ミシマ社庭部

第2回 庭部、収穫する

2014.02.08更新


 みなさんこんにちは。先月からはじまった新連載、「ミシマ社庭部」です。前回は、昨年の活動~春編~を振り返りましたが、今回は夏編を振り返りたいと思います。
 が、その前にまずは、今日の庭の様子を。これはなんでしょうか?

 そうです。霜柱です。さくさく踏んだら、子どもに戻った気分になりました。


 それではさっそく、ミシマ社庭部2013年夏編にいきたいと思います。

 8月。
 ミシマ社の庭では、春にまいた枝豆がぷっくりと実をふくらませ、トマトはみずみずしく赤く輝いて・・・いませんでした。

 枝豆は収穫時期を逃したがため、いつの間にか豆というよりもかさかさに乾いた種になり、トマトはいっこうに実のなる気配を見せないまま、茎ばかりを太くたくましくし、驚異的な勢いで葉を茂らせています。
 そしてひょうたんはというと、夏の暑い日差しの中、どんどんつるをのばし、無数の花を咲かせては一瞬で枯れ、立派なグリーンカーテンとなっていました。

 そう、皮肉なことに、庭はまたしてもジャングルと化していたのです。
 もちろん蚊も大発生。水をやろうと立ち入ると、一瞬で餌食になります。
 もう、みんな生きてさえいればいいんじゃないか。そんな気持ちで、自由に葉を茂らせていく植物たちを涼しい部屋の中で眺めるばかりの庭部部員。日誌もいつのまにか日付がとまったままの古い日記に・・・。

 ちなみにこの頃は庭に立ち入ることが恐れられたため、写真もほとんど残っていません。
 だれもこの先庭がどうなっていくのかわからないまま夏が過ぎていったのでした。


 そして、気温もすこし下がってきた9月の末のこと。
 自由が丘メンバーの星野が、あわてふためいて話しかけてきました。
「ひょ、ひょうたんが!」

 えっ!? 赤ちゃんひょうたんができたの? しかし、小さなひょうたんなんて見当たりません。
「どこですか? 」

「あそこ、あのはしっこのとこ!」
 赤ちゃんなんてものではありません。それは立派な大人のひょうたんでした。

「ほんとだー!」
 にわかにはしゃぐ部員たち。庭にでてさっそく収穫です。よく見ると、木をつたってはるか上のほうにも実をならせています。

「おねえさんたち、ひょうたんとってるんか?」
隣にちょうど来ていた植木屋さんに話しかけられました。


庭部「はいそうですー」

植木屋さん「隣にいっぱいなっとるよ」

庭部「ええっ」


 こそこそとお隣のお庭に侵入する庭部員。
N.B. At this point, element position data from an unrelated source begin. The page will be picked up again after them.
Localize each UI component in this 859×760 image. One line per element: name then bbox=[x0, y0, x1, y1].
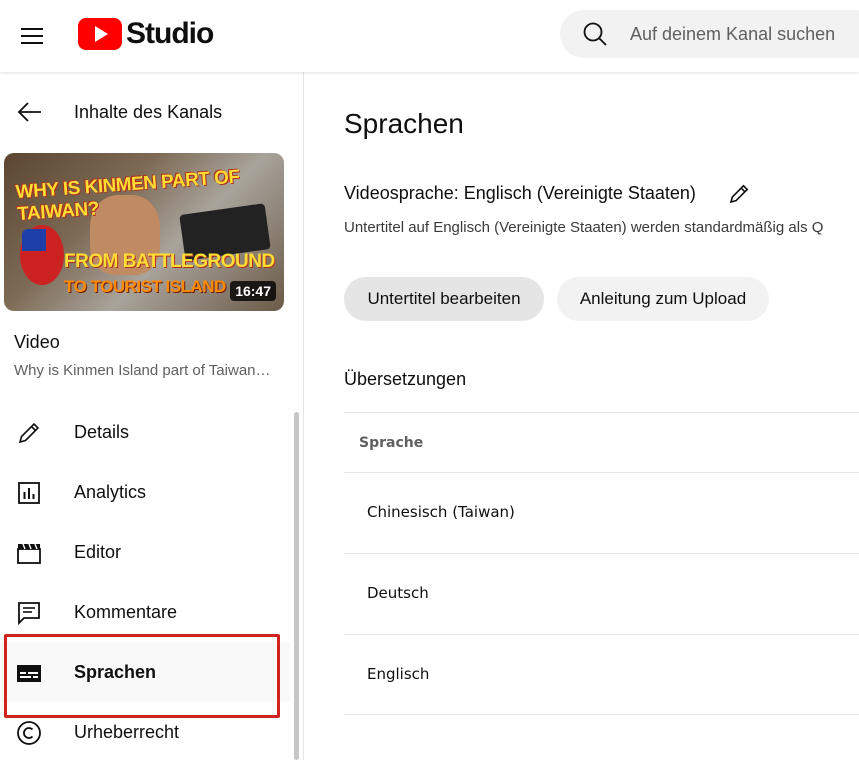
page-title: Sprachen bbox=[344, 108, 464, 139]
comment-icon bbox=[18, 602, 40, 626]
search-input[interactable] bbox=[630, 23, 859, 45]
youtube-play-icon bbox=[78, 18, 122, 50]
sidebar-scrollbar[interactable] bbox=[294, 412, 299, 760]
language-cell: Deutsch bbox=[367, 584, 429, 602]
thumbnail-line-2: FROM BATTLEGROUND bbox=[64, 251, 275, 272]
nav-label: Urheberrecht bbox=[74, 722, 180, 742]
taiwan-flag-icon bbox=[20, 225, 64, 285]
edit-subtitles-button[interactable]: Untertitel bearbeiten bbox=[344, 277, 544, 321]
video-heading: Video bbox=[14, 332, 60, 352]
nav-label: Sprachen bbox=[74, 662, 157, 682]
top-bar: Studio bbox=[0, 0, 859, 72]
copyright-icon bbox=[17, 721, 41, 745]
nav-item-analytics[interactable]: Analytics bbox=[0, 462, 290, 522]
subtitle-default-info: Untertitel auf Englisch (Vereinigte Staa… bbox=[344, 219, 824, 236]
table-row[interactable]: Deutsch bbox=[344, 553, 859, 634]
nav-label: Details bbox=[74, 422, 130, 442]
edit-pencil-icon[interactable] bbox=[727, 182, 751, 206]
upload-guide-button[interactable]: Anleitung zum Upload bbox=[557, 277, 769, 321]
logo-text: Studio bbox=[126, 17, 214, 50]
back-label: Inhalte des Kanals bbox=[74, 102, 223, 122]
video-language: Videosprache: Englisch (Vereinigte Staat… bbox=[344, 183, 696, 203]
search-icon[interactable] bbox=[582, 21, 608, 47]
youtube-studio-logo[interactable]: Studio bbox=[78, 17, 214, 51]
video-thumbnail[interactable]: WHY IS KINMEN PART OF TAIWAN? FROM BATTL… bbox=[4, 153, 284, 311]
table-row[interactable]: Englisch bbox=[344, 634, 859, 715]
arrow-left-icon[interactable] bbox=[16, 98, 44, 126]
nav-label: Kommentare bbox=[74, 602, 178, 622]
nav-label: Editor bbox=[74, 542, 122, 562]
nav-item-comments[interactable]: Kommentare bbox=[0, 582, 290, 642]
nav-item-languages[interactable]: Sprachen bbox=[0, 642, 290, 702]
hamburger-icon bbox=[21, 28, 43, 44]
table-row[interactable]: Chinesisch (Taiwan) bbox=[344, 472, 859, 553]
clapperboard-icon bbox=[17, 543, 41, 564]
language-cell: Chinesisch (Taiwan) bbox=[367, 503, 515, 521]
language-cell: Englisch bbox=[367, 665, 430, 683]
nav-item-editor[interactable]: Editor bbox=[0, 522, 290, 582]
thumbnail-line-3: TO TOURIST ISLAND bbox=[64, 277, 226, 296]
sidebar: Inhalte des Kanals WHY IS KINMEN PART OF… bbox=[0, 72, 304, 760]
search-bar[interactable] bbox=[560, 10, 859, 58]
column-header-language[interactable]: Sprache bbox=[359, 435, 423, 451]
analytics-icon bbox=[18, 482, 40, 504]
translations-table: Sprache Chinesisch (Taiwan) Deutsch Engl… bbox=[344, 412, 859, 715]
subtitles-icon bbox=[17, 665, 41, 682]
translations-heading: Übersetzungen bbox=[344, 369, 467, 389]
back-to-channel-content[interactable]: Inhalte des Kanals bbox=[0, 90, 304, 134]
main-content: Sprachen Videosprache: Englisch (Vereini… bbox=[305, 72, 859, 760]
nav-label: Analytics bbox=[74, 482, 147, 502]
nav-item-details[interactable]: Details bbox=[0, 402, 290, 462]
nav-item-copyright[interactable]: Urheberrecht bbox=[0, 702, 290, 760]
video-nav: Details Analytics Editor Kommentare Spra… bbox=[0, 402, 290, 760]
video-title: Why is Kinmen Island part of Taiwan… bbox=[14, 362, 271, 379]
pencil-icon bbox=[18, 422, 40, 444]
menu-button[interactable] bbox=[12, 16, 52, 56]
video-duration: 16:47 bbox=[230, 281, 276, 301]
table-header-row: Sprache bbox=[344, 412, 859, 472]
ありました! 塀の上からひょうたんがつるをのばし、5、6個実をならせています。
 これって、すごい迷惑なんじゃ・・・。

「これはつるごと切って退散しよう!」
 ぱちんぱちんと剪定し、ずらかろうとしていたところ、ちょうどお隣のおばあちゃんがご帰宅。

「あっ・・・すみません、うちのひょうたんが勝手にそちらで身をつけてたみたいで・・・すぐに撤去しますので・・・」

「あら、うちの孫が喜んでたのよ~、おひとつくださる?」

「はい、もちろんです!」(一番形のいいものをお渡しする)
 こうして、ミシマ社では計12個のひょうたんが無事収穫されたのでした。